President Obama's New START has other problems as well. The Russians have a long and well documented history of violating arms control agreements. By focusing intently on numerical arms reduction, it is unclear what ground Obama gave up on verification. There is also legitimate concern that the President has not yet met requirements under U.S. law (sec 1251 of the 2009 Defense Authorization Act) to adequately address the modernization of U.S. nuclear weapons and infrastructure before entering into a new arms control agreement. But President Obama's NPR promises not to develop any new nuclear weapons. That's an odd promise since Russia, China, India, Pakistan, Iran and North Korea are all doing so.
Taken together, New Start, the NPR and next week's Nuclear Security Summit all raise significant questions about the soundness of the administration’s nuclear strategy. The President has made it clear that he sees the Nuclear Nonproliferation Treaty as the core of U.S. nuclear policy. But maintaining an effective nuclear force that protects the United States and its allies and combating proliferation and nuclear terrorism are not incompatible, as the President’s strategy suggests. The last administration made significant strides in countering proliferation, including establishing the Proliferation Security Initiative.

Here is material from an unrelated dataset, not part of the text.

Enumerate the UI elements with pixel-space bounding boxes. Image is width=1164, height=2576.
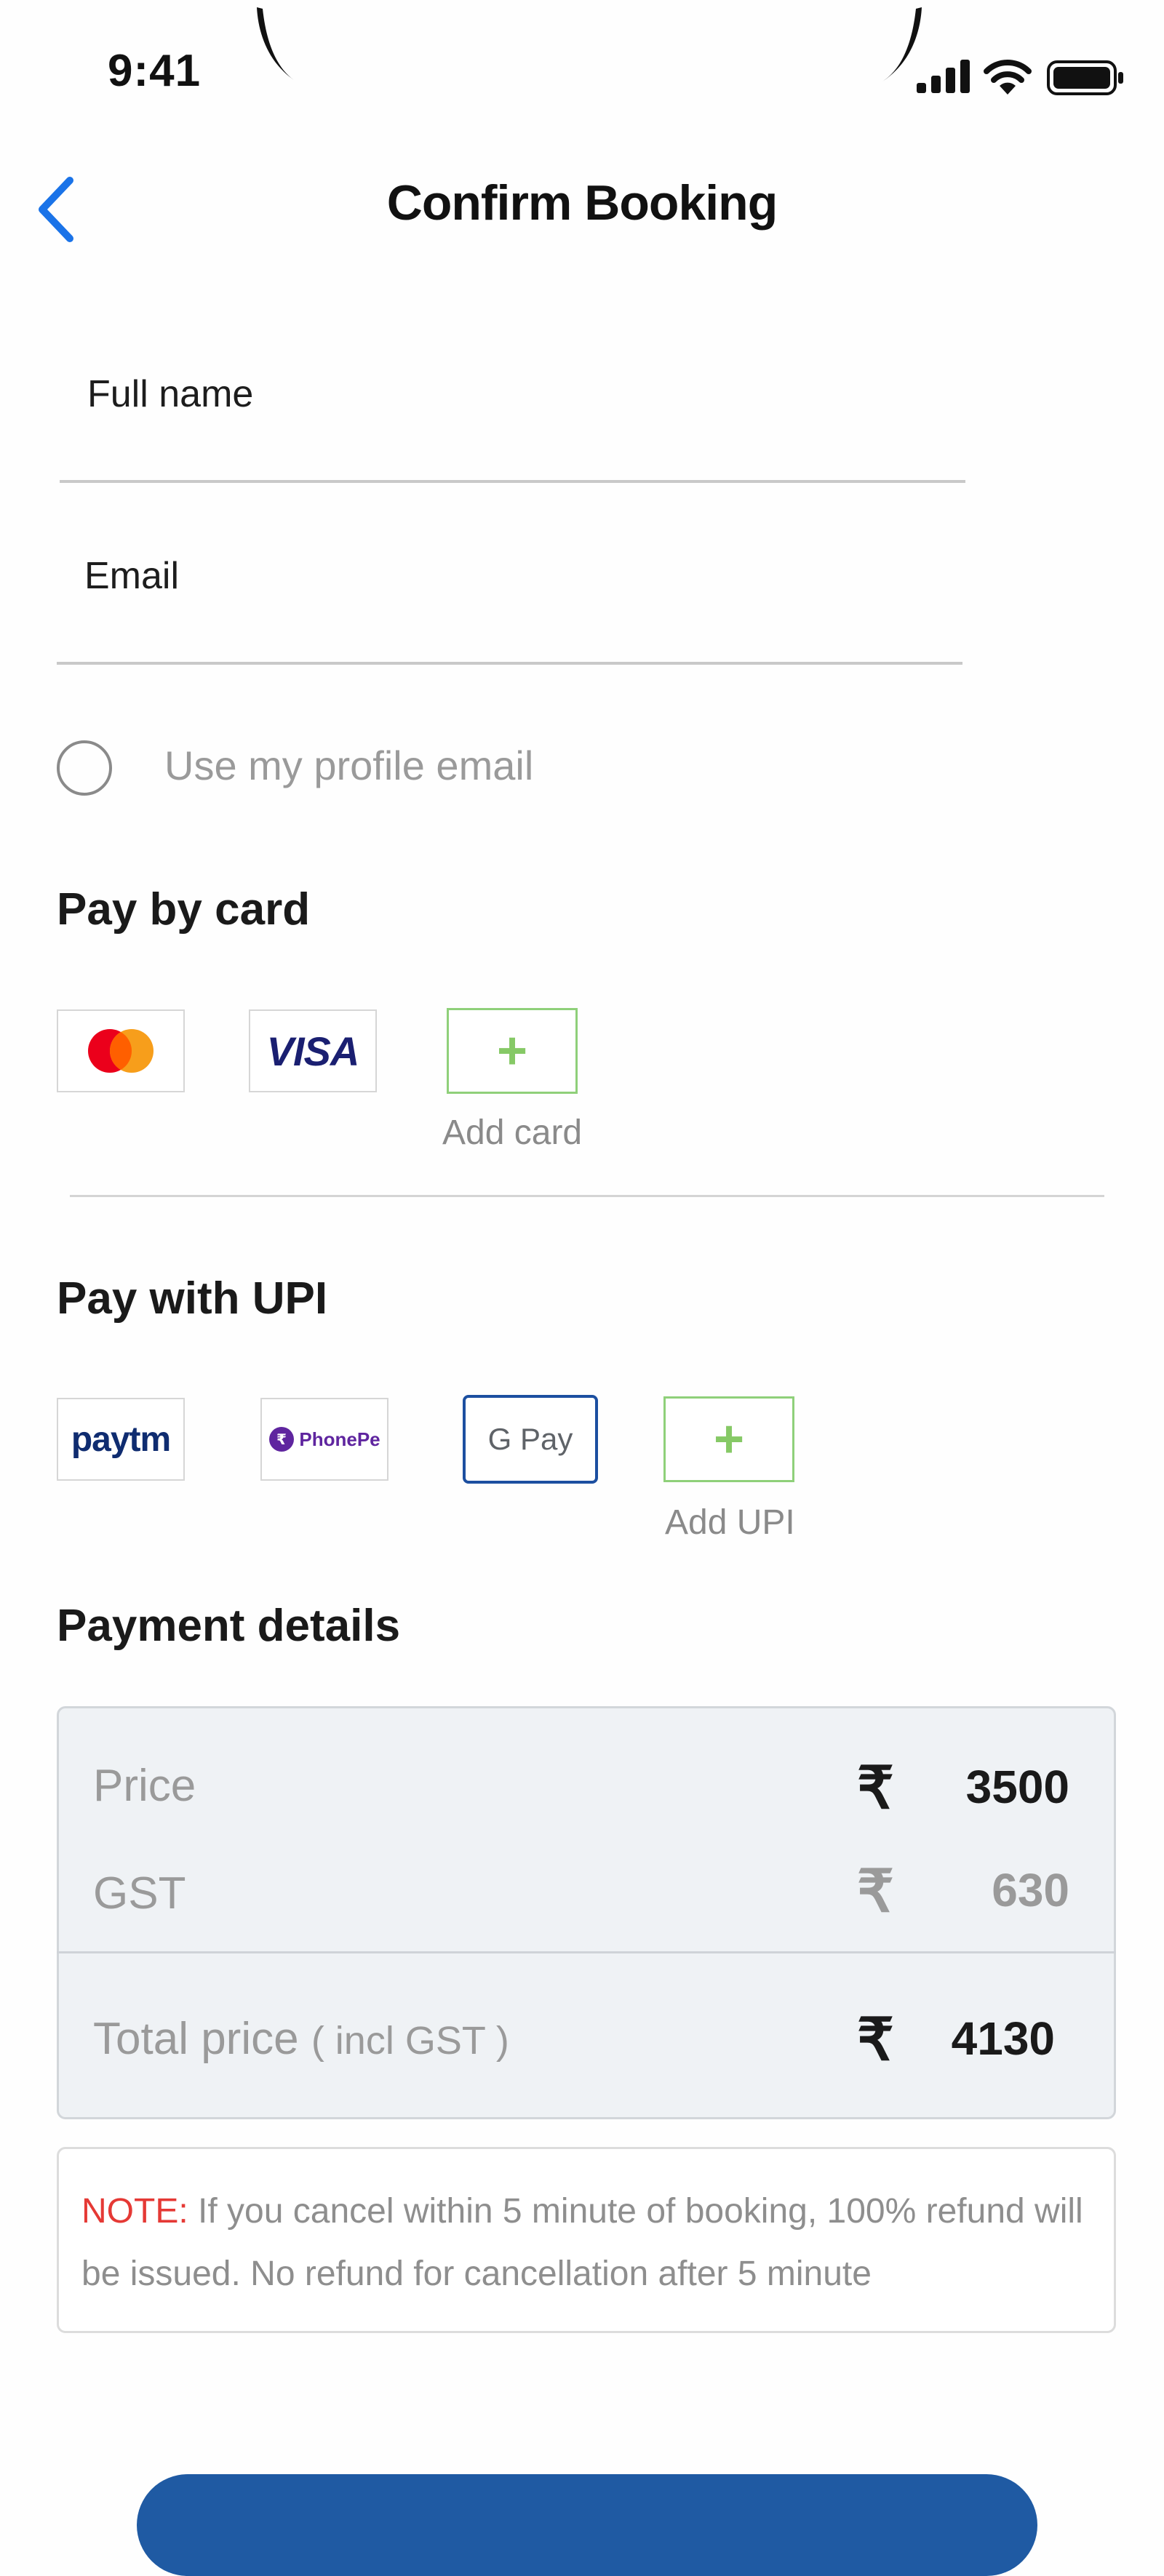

It is President Obama's nuclear strategy that is contradictory. By having a smaller, less reliable, less credible nuclear force, the President’s strategy will increase the incentive for nuclear proliferators and the reliance of other states on nuclear weapons — the world will become a more, not less dangerous place. As The Wall Street Journal reminds us today: "To the extent that more states haven't gone nuclear, the reason has been U.S. power, not a treaty. Japan, Taiwan, South Korea and Canada could build a bomb in a week, but instead they have long relied on America's nuclear umbrella to deter aggressors. A credible U.S. nuclear deterrent is the world's greatest antiproliferation weapon."
The right U.S. defense strategy would emphasize a modernized, credible nuclear force; comprehensive missile defense; and robust conventional forces, as well as vigorous efforts to prevent proliferation, illicit trafficking in nuclear technology and materials; and combating terrorism. This will provide for a more robust and effective deterrence for the post-Cold War World.